Because that ruling was temporary, the question of whether the Court will allow artificial persons to deny the natural persons they employ of birth control coverage based on the artificial person’s “religious beliefs” remains unresolved.
Currently, if a for-profit or non-profit entity objects to filling out a form, they can write a letter stating their religious objections and the identity of their insurance administrator.
This brings us to Justice Alito’s ruling on Wednesday.  Alito stayed the Third Circuit’s ruling in Zubik v. Burwell. In short, the Third Circuit Court upheld the Obama administration’s rules pertaining to religious non-profits that want an exemption from the contraception mandate.  But Alito suspended that ruling because apparently writing a letter or filling out a form is unacceptable to these artificial persons with such strongly held religious beliefs.
So here’s where we are at the moment.  Artificial persons claim their “strongly held” religious beliefs gives them the right to be exempt from a law that mandates employers to provide their employees with contraceptive coverage as part of their healthcare coverage.  However, declaring their religious objections and providing the government with the name of their insurance administrator would somehow make the artificial person “complicit” in the big scheme of natural persons they employ getting birth control.  Like most sane people, judges in the lower courts haven’t been buying this argument.
In fact, the Third Circuit stated the true nature of this legal fight in its ruling.
Federal law, not the religious organization’s signing and mailing the form, requires health-care insurers, along with third-party administrators of self-insured plans, to cover contraceptive services.”  Thus, the plaintiffs’ “real objection” isn’t to sending a form or letter to the federal government; it is what happens after the form is provided – that is, to the actions of the insurance issuers and the third-party administrators, required by law once the [plaintiffs] give notice of their objection.
Federal law does not give these plaintiffs “a religious veto against plan providers’ compliance with those regulations, nor the right to enlist the government to effectuate such a religious veto against legally required conduct of third parties.
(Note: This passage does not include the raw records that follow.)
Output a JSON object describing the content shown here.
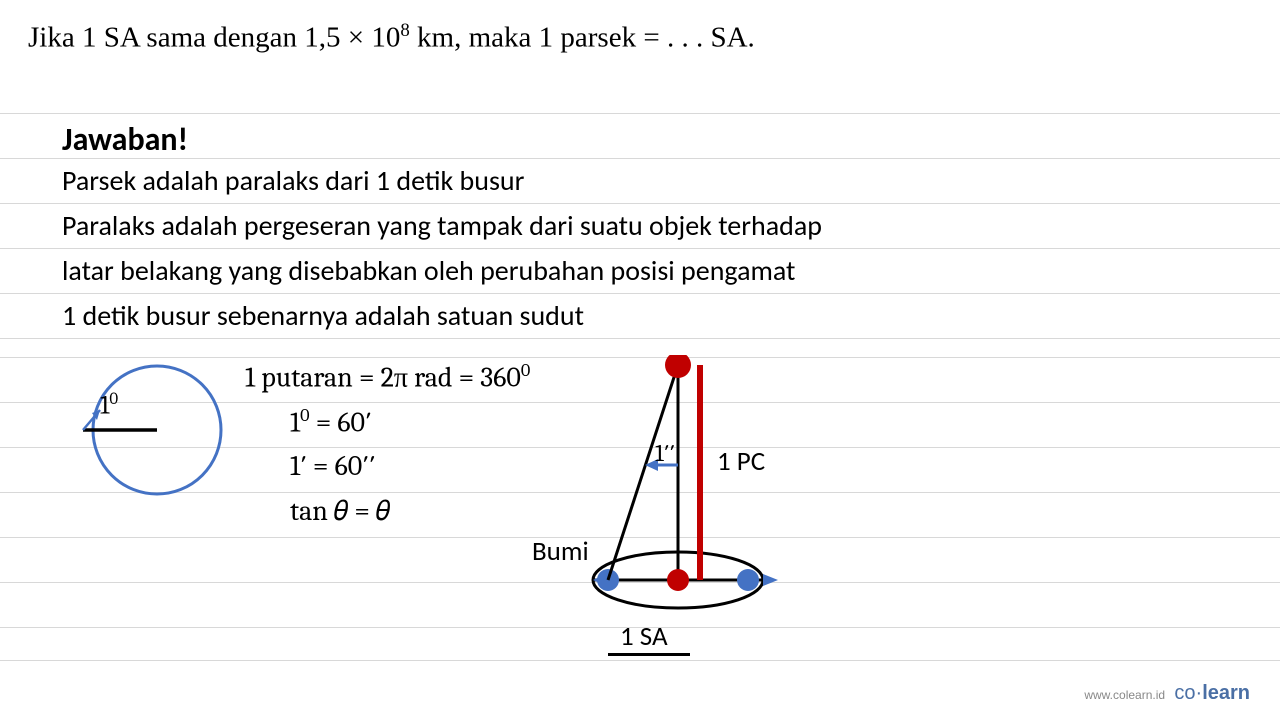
{
  "question": {
    "prefix": "Jika 1 SA sama dengan 1,5 × 10",
    "exp": "8",
    "suffix": " km, maka 1 parsek = . . . SA."
  },
  "answer_label": "Jawaban!",
  "lines": {
    "l1": "Parsek adalah paralaks dari 1 detik busur",
    "l2": "Paralaks adalah pergeseran yang tampak dari suatu objek terhadap",
    "l3": "latar belakang yang disebabkan oleh perubahan posisi pengamat",
    "l4": "1 detik busur sebenarnya adalah satuan sudut"
  },
  "math": {
    "m1_pre": "1 putaran = 2π rad = 360",
    "m1_exp": "0",
    "m2_pre": "1",
    "m2_exp": "0",
    "m2_post": " = 60′",
    "m3": "1′ = 60′′",
    "m4": "tan 𝜃 = 𝜃"
  },
  "circle": {
    "label_pre": "1",
    "label_exp": "0",
    "stroke": "#4472c4",
    "stroke_width": 3
  },
  "parallax": {
    "pc_label": "1 PC",
    "bumi_label": "Bumi",
    "sa_label": "1 SA",
    "arc_label": "1′′",
    "red": "#c00000",
    "blue": "#4472c4",
    "pc_line_color": "#c00000"
  },
  "ruled": {
    "color": "#d8d8d8",
    "positions": [
      113,
      158,
      203,
      248,
      293,
      338,
      357,
      402,
      447,
      492,
      537,
      582,
      627,
      660
    ]
  },
  "footer": {
    "url": "www.colearn.id",
    "brand_pre": "co",
    "brand_dot": "·",
    "brand_post": "learn"
  }
}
In short, the plaintiffs are not satisfied with imposing their “deeply held” religious beliefs on their employees.  They want the power of a religious veto to impose their beliefs on health insurers and third party administrators.
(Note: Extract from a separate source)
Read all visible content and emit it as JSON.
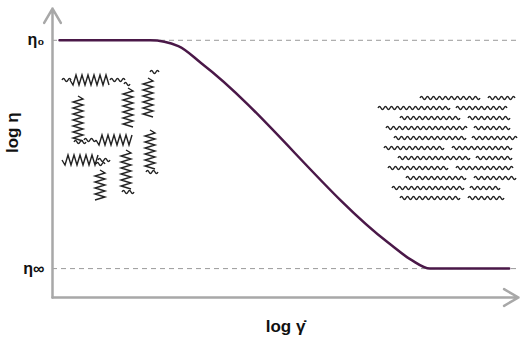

It is very likely that Alito’s order is a warning that the Supreme Court is ready to expand the meaning of an artificial person’s “religious freedom” beyond imposing it on the natural persons it employs.  It’s very likely that some on the Court hope to empower “religious” corporations to enlist government as the enforcer of a religious veto against legally mandated actions by third parties.
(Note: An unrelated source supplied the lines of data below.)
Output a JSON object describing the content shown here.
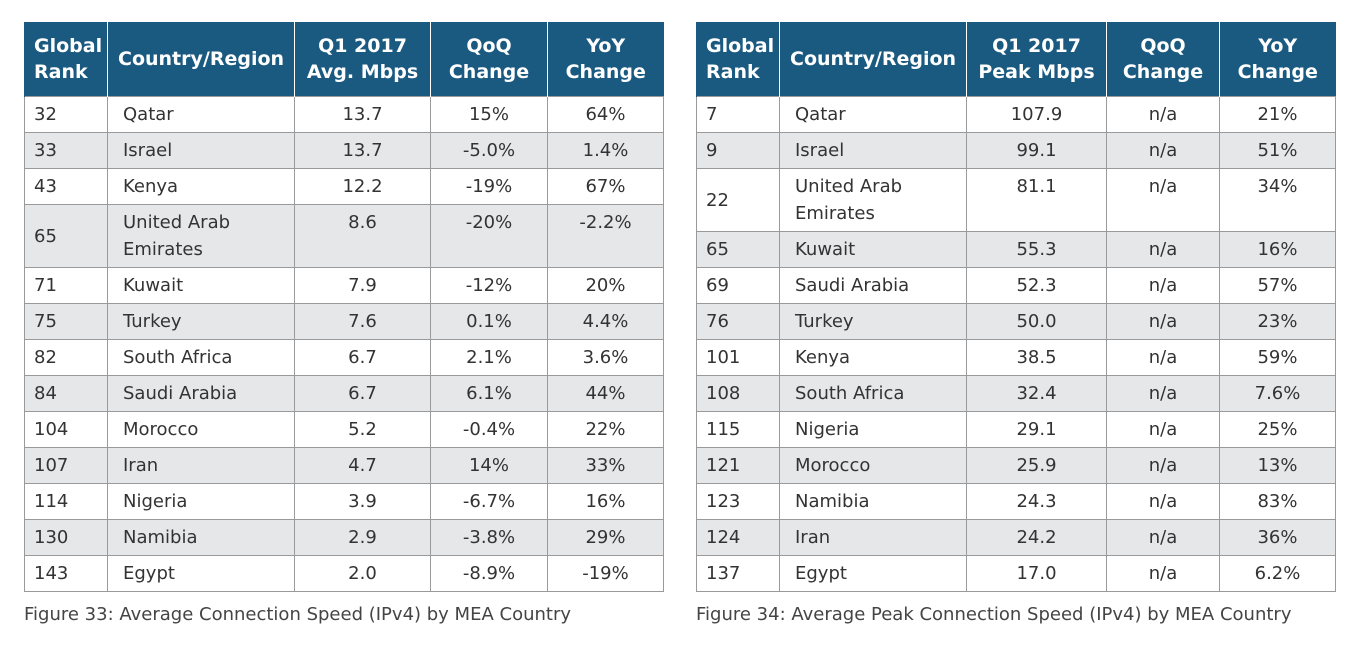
{
  "tables": [
    {
      "headers": [
        "Global\nRank",
        "Country/Region",
        "Q1 2017\nAvg. Mbps",
        "QoQ\nChange",
        "YoY\nChange"
      ],
      "rows": [
        [
          "32",
          "Qatar",
          "13.7",
          "15%",
          "64%"
        ],
        [
          "33",
          "Israel",
          "13.7",
          "-5.0%",
          "1.4%"
        ],
        [
          "43",
          "Kenya",
          "12.2",
          "-19%",
          "67%"
        ],
        [
          "65",
          "United Arab\nEmirates",
          "8.6",
          "-20%",
          "-2.2%"
        ],
        [
          "71",
          "Kuwait",
          "7.9",
          "-12%",
          "20%"
        ],
        [
          "75",
          "Turkey",
          "7.6",
          "0.1%",
          "4.4%"
        ],
        [
          "82",
          "South Africa",
          "6.7",
          "2.1%",
          "3.6%"
        ],
        [
          "84",
          "Saudi Arabia",
          "6.7",
          "6.1%",
          "44%"
        ],
        [
          "104",
          "Morocco",
          "5.2",
          "-0.4%",
          "22%"
        ],
        [
          "107",
          "Iran",
          "4.7",
          "14%",
          "33%"
        ],
        [
          "114",
          "Nigeria",
          "3.9",
          "-6.7%",
          "16%"
        ],
        [
          "130",
          "Namibia",
          "2.9",
          "-3.8%",
          "29%"
        ],
        [
          "143",
          "Egypt",
          "2.0",
          "-8.9%",
          "-19%"
        ]
      ],
      "caption": "Figure 33: Average Connection Speed (IPv4) by MEA Country"
    },
    {
      "headers": [
        "Global\nRank",
        "Country/Region",
        "Q1 2017\nPeak Mbps",
        "QoQ\nChange",
        "YoY\nChange"
      ],
      "rows": [
        [
          "7",
          "Qatar",
          "107.9",
          "n/a",
          "21%"
        ],
        [
          "9",
          "Israel",
          "99.1",
          "n/a",
          "51%"
        ],
        [
          "22",
          "United Arab\nEmirates",
          "81.1",
          "n/a",
          "34%"
        ],
        [
          "65",
          "Kuwait",
          "55.3",
          "n/a",
          "16%"
        ],
        [
          "69",
          "Saudi Arabia",
          "52.3",
          "n/a",
          "57%"
        ],
        [
          "76",
          "Turkey",
          "50.0",
          "n/a",
          "23%"
        ],
        [
          "101",
          "Kenya",
          "38.5",
          "n/a",
          "59%"
        ],
        [
          "108",
          "South Africa",
          "32.4",
          "n/a",
          "7.6%"
        ],
        [
          "115",
          "Nigeria",
          "29.1",
          "n/a",
          "25%"
        ],
        [
          "121",
          "Morocco",
          "25.9",
          "n/a",
          "13%"
        ],
        [
          "123",
          "Namibia",
          "24.3",
          "n/a",
          "83%"
        ],
        [
          "124",
          "Iran",
          "24.2",
          "n/a",
          "36%"
        ],
        [
          "137",
          "Egypt",
          "17.0",
          "n/a",
          "6.2%"
        ]
      ],
      "caption": "Figure 34: Average Peak Connection Speed (IPv4) by MEA Country"
    }
  ],
  "colors": {
    "header_bg": "#1b5a80",
    "header_text": "#ffffff",
    "alt_row_bg": "#e6e7e8",
    "border": "#9a9a9a"
  }
}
This never was about corporations with religious beliefs, strongly held or otherwise.  If it were about religious conviction, the companies in question would be satisfied to state their objection, get their exemption and be done with it.  As the Third Circuit noted, the objection is about what happens after the company states its objection.  That is the difference between the freedom to practice one’s religion and the tyranny that entails imposing a religious belief on unwilling subjects.